When we had said goodnight to Meg, Tubby took me in to Colonel ‘Billy’ Aitken’s office and left me there. Billy said, ‘I’m afraid there’s no doubt. Meg’s got cancer.’ We had known Billy for years. In civilian life he could have risen to the top of his profession and become a rich man, but as he had so often said, he preferred to give his time to looking after those of his countrymen – and women – who lived ordinary lives doing often dull and unrewarding jobs abroad, than to prescribing sugar-pills for ‘fashionable’ but hysterical women in Harley Street. I asked him, ‘How long?’ For a moment we looked at each other. He guessed I would prefer to know the truth. He said, ‘Perhaps six months. Perhaps three. Perhaps less. We shall operate, but the end will be the same.’ He left me alone for a bit, for which I was grateful. I found it hard to believe that in just a few minutes I had to adjust myself to accept that darling Meg was to be taken from me by a fate even crueller than that which had taken Alan. Alan at least had had the satisfaction of getting in a blow or two. I think I realised as I sat there alone in Billy Aitken’s office that I should never see Alan again either.
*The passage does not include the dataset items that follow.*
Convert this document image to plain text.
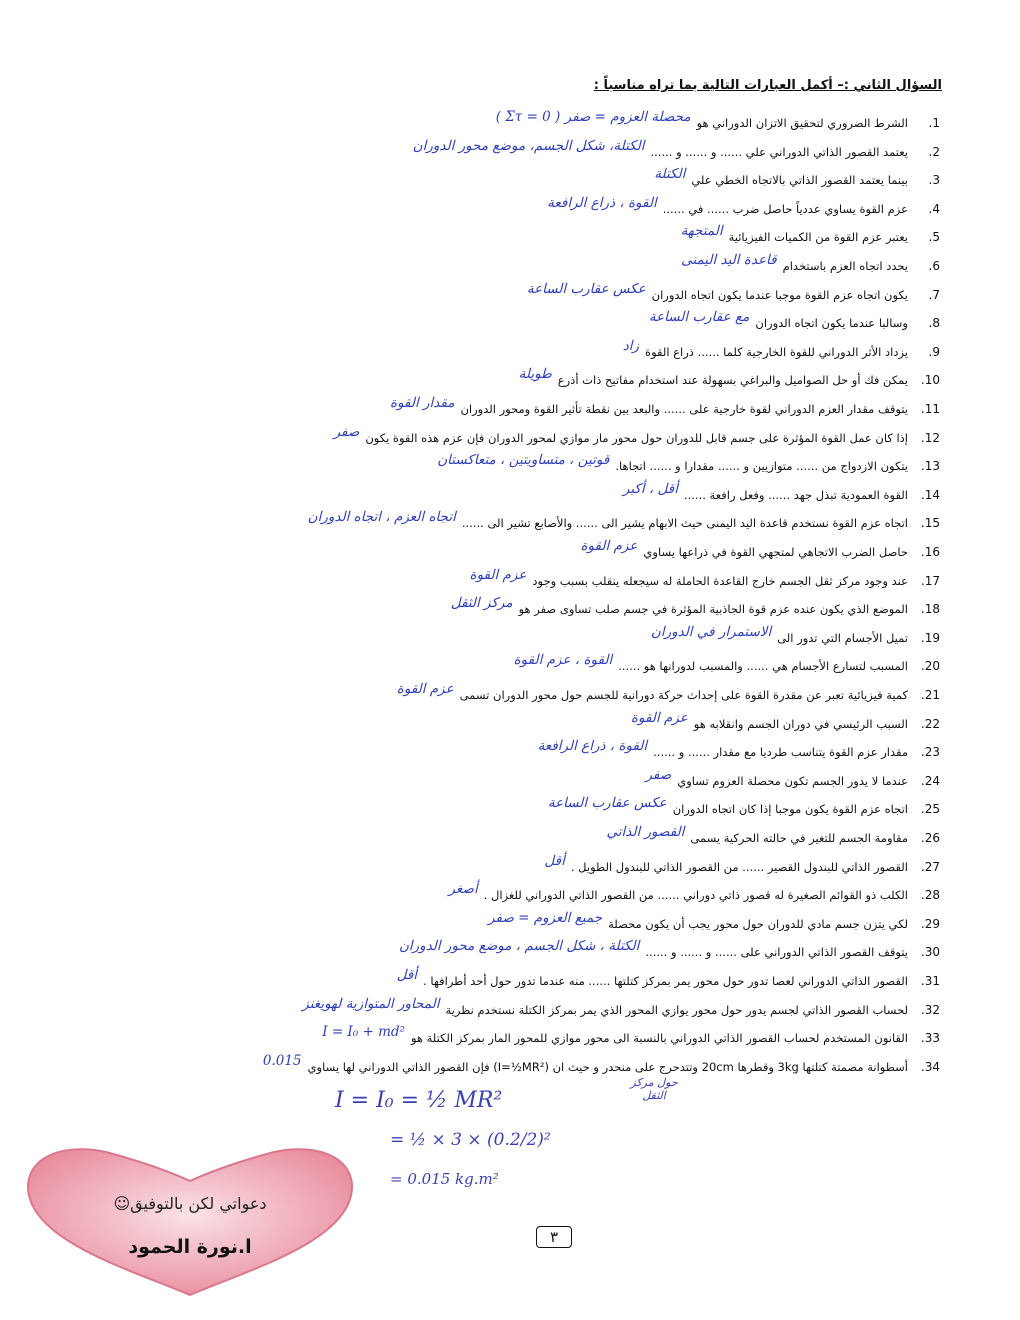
السؤال الثاني :– أكمل العبارات التالية بما تراه مناسباً :
1.
الشرط الضروري لتحقيق الاتزان الدوراني هو
محصلة العزوم = صفر ( Στ = 0 )
2.
يعتمد القصور الذاتي الدوراني علي ...... و ...... و ......
الكتلة، شكل الجسم، موضع محور الدوران
3.
بينما يعتمد القصور الذاتي بالاتجاه الخطي علي
الكتلة
4.
عزم القوة يساوي عددياً حاصل ضرب ...... في ......
القوة ، ذراع الرافعة
5.
يعتبر عزم القوة من الكميات الفيزيائية
المتجهة
6.
يحدد اتجاه العزم باستخدام
قاعدة اليد اليمنى
7.
يكون اتجاه عزم القوة موجبا عندما يكون اتجاه الدوران
عكس عقارب الساعة
8.
وسالبا عندما يكون اتجاه الدوران
مع عقارب الساعة
9.
يزداد الأثر الدوراني للقوة الخارجية كلما ...... ذراع القوة
زاد
10.
يمكن فك أو حل الصواميل والبراغي بسهولة عند استخدام مفاتيح ذات أذرع
طويلة
11.
يتوقف مقدار العزم الدوراني لقوة خارجية على ...... والبعد بين نقطة تأثير القوة ومحور الدوران
مقدار القوة
12.
إذا كان عمل القوة المؤثرة على جسم قابل للدوران حول محور مار موازي لمحور الدوران فإن عزم هذه القوة يكون
صفر
13.
يتكون الازدواج من ...... متوازيين و ...... مقدارا و ...... اتجاها.
قوتين ، متساويتين ، متعاكستان
14.
القوة العمودية تبذل جهد ...... وفعل رافعة ......
أقل ، أكبر
15.
اتجاه عزم القوة نستخدم قاعدة اليد اليمنى حيث الابهام يشير الى ...... والأصابع تشير الى ......
اتجاه العزم ، اتجاه الدوران
16.
حاصل الضرب الاتجاهي لمتجهي القوة في ذراعها يساوي
عزم القوة
17.
عند وجود مركز ثقل الجسم خارج القاعدة الحاملة له سيجعله ينقلب بسبب وجود
عزم القوة
18.
الموضع الذي يكون عنده عزم قوة الجاذبية المؤثرة في جسم صلب تساوى صفر هو
مركز الثقل
19.
تميل الأجسام التي تدور الى
الاستمرار في الدوران
20.
المسبب لتسارع الأجسام هي ...... والمسبب لدورانها هو ......
القوة ، عزم القوة
21.
كمية فيزيائية تعبر عن مقدرة القوة على إحداث حركة دورانية للجسم حول محور الدوران تسمى
عزم القوة
22.
السبب الرئيسي في دوران الجسم وانقلابه هو
عزم القوة
23.
مقدار عزم القوة يتناسب طرديا مع مقدار ...... و ......
القوة ، ذراع الرافعة
24.
عندما لا يدور الجسم تكون محصلة العزوم تساوي
صفر
25.
اتجاه عزم القوة يكون موجبا إذا كان اتجاه الدوران
عكس عقارب الساعة
26.
مقاومة الجسم للتغير في حالته الحركية يسمى
القصور الذاتي
27.
القصور الذاتي للبندول القصير ...... من القصور الذاتي للبندول الطويل .
أقل
28.
الكلب ذو القوائم الصغيرة له قصور ذاتي دوراني ...... من القصور الذاتي الدوراني للغزال .
أصغر
29.
لكي يتزن جسم مادي للدوران حول محور يجب أن يكون محصلة
جميع العزوم = صفر
30.
يتوقف القصور الذاتي الدوراني على ...... و ...... و ......
الكتلة ، شكل الجسم ، موضع محور الدوران
31.
القصور الذاتي الدوراني لعصا تدور حول محور يمر بمركز كتلتها ...... منه عندما تدور حول أحد أطرافها .
أقل
32.
لحساب القصور الذاتي لجسم يدور حول محور يوازي المحور الذي يمر بمركز الكتلة نستخدم نظرية
المحاور المتوازية لهويغنز
33.
القانون المستخدم لحساب القصور الذاتي الدوراني بالنسبة الى محور موازي للمحور المار بمركز الكتلة هو
I = I₀ + md²
34.
أسطوانة مصمتة كتلتها 3kg وقطرها 20cm وتتدحرج على منحدر و حيث ان (I=½MR²) فإن القصور الذاتي الدوراني لها يساوي
0.015
حول مركز الثقل
I = I₀ = ½ MR²
= ½ × 3 × (0.2/2)²
= 0.015 kg.m²
دعواتي لكن بالتوفيق☺
ا.نورة الحمود	٣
  Billy and Tubby came back together and took me to Billy’s quarters. Tubby asked me whether I wanted to relinquish my command and come back to ’Pindi. He hinted that there was a job going that was mine for the asking and would carry a major-general’s hat. I asked him not to press me for an answer until I had had time to think it over. A room had been reserved for me at the club. They drove me back there and I made an effort to sleep so that I could wake up and make my decision in a clearer state of mind. In the morning I asked Billy the most important thing, which I had forgotten to ask the previous evening: whether Meg knew how ill she was. He said he had not told her but he was sure she was in no doubt. I said, ‘Billy, don’t tell her.’ He knew then what my decision was, to go back to my brigade and to go back as soon as possible, so that neither Meg nor I would have to pretend for longer than we could manage. I knew this was my duty. I knew, too, that this was what Meg would want for us both. One cannot adopt a way of life without accepting every one of its responsibilities. It was hard to accept them at this moment, but I was sustained in the belief that Meg would understand and find strength herself in my decision. In spite of this, our parting was far from easy. I thought afterwards on the ‘plane to Calcutta on which Tubby had wangled me a seat that it would have been easier if she had asked me not to go back to Mayapore. There seemed to be between us a terrible burden of things we had never said to each other. Before I left, Tubby assured me that he would send for me to be with Meg at the end, but this did not prove to be possible. I shall not write her name again. Goodbye dear Meg, cherished wife and mother of my children. God willing, we shall be reunited in a happier place.

  *

  I had laid it down that at the commencement of the wet monsoon our training should continue so far as possible without interruption. I had managed through constant pressure in the appropriate quarters to get the last company of the Pankots in Banyaganj out of tents into huts before the rains began. The Ranpurs in Marpuri were less fortunate, but if they tended to be damp in one respect the same could not be said of their spirits!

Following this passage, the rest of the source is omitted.